Background and Purpose—Genetically engineered mice are used to study the role of single genes in cerebral ischemia, but inherent, strain-dependent differences in neuronal vulnerability may affect experimental end points. To examine this possibility, tissue injury resulting from focal ischemia and its relationship to cerebral hemodynamics were determined in 3 common mutant mouse strains.

Methods—Permanent middle cerebral artery ligation was performed in male C57BL/6J, Balb/C, and 129X1/SvJ mice. Mean arterial blood pressure, blood gases, basal and postischemic cortical blood flow ([¹⁴C]iodoantipyrine autoradiography and laser-Doppler flowmetry), posterior communicating artery patency, and infarct size were determined.

Results—Basal cortical blood flow did not differ among strains. Ten minutes after middle cerebral artery ligation, relative red cell flow in the ischemic cortex was 6% to 7% of preischemic flow in every strain. Despite similar hemodynamics, cortical infarcts in Balb/C mice were 3-fold larger than those in 129X1/SvJ and C57BL/6J mice; infarct size in the latter 2 strains was not significantly different. The posterior communicating artery was either poorly developed or absent in >90% of the Balb/C and C57BL/6J but in <50% of the 129X1/SvJ mice.
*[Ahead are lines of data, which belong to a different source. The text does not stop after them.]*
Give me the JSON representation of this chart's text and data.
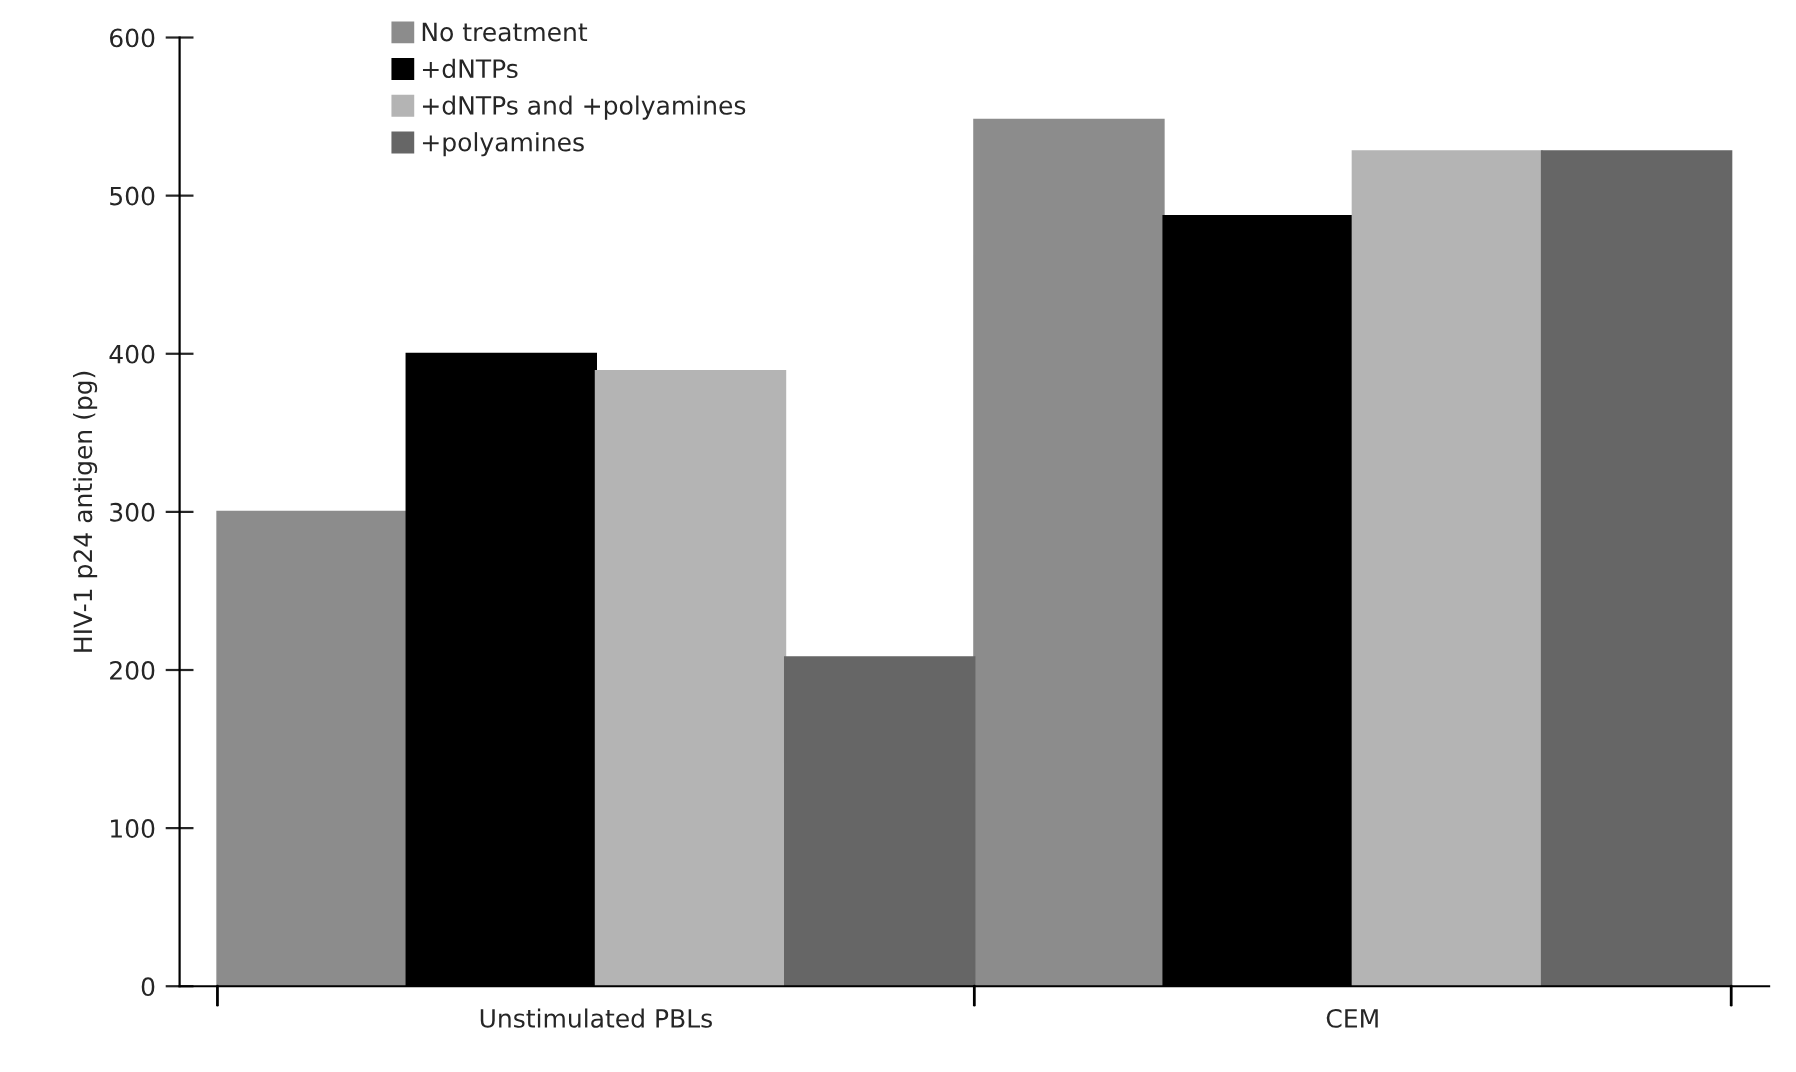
{
  "chart_data": {
    "type": "bar",
    "ylabel": "HIV-1 p24 antigen (pg)",
    "categories": [
      "Unstimulated PBLs",
      "CEM"
    ],
    "series": [
      {
        "name": "No treatment",
        "color": "#8c8c8c",
        "values": [
          300,
          548
        ]
      },
      {
        "name": "+dNTPs",
        "color": "#000000",
        "values": [
          400,
          487
        ]
      },
      {
        "name": "+dNTPs and +polyamines",
        "color": "#b4b4b4",
        "values": [
          389,
          528
        ]
      },
      {
        "name": "+polyamines",
        "color": "#666666",
        "values": [
          208,
          528
        ]
      }
    ],
    "ylim": [
      0,
      600
    ],
    "yticks": [
      0,
      100,
      200,
      300,
      400,
      500,
      600
    ],
    "grid": false,
    "legend": "top left"
  }
}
Conclusions—The extent of ischemic injury differed markedly between the 3 strains. The presence and patency of posterior communicating arteries, although variable among strains, did not affect preischemic or postischemic cortical blood flow or bear any relationship to ischemic injury. Therefore, intrinsic factors, other than hemodynamic variability, may contribute to the differences in ischemic vulnerability among strains. These findings underscore the importance of selecting genetically matched wild-type controls.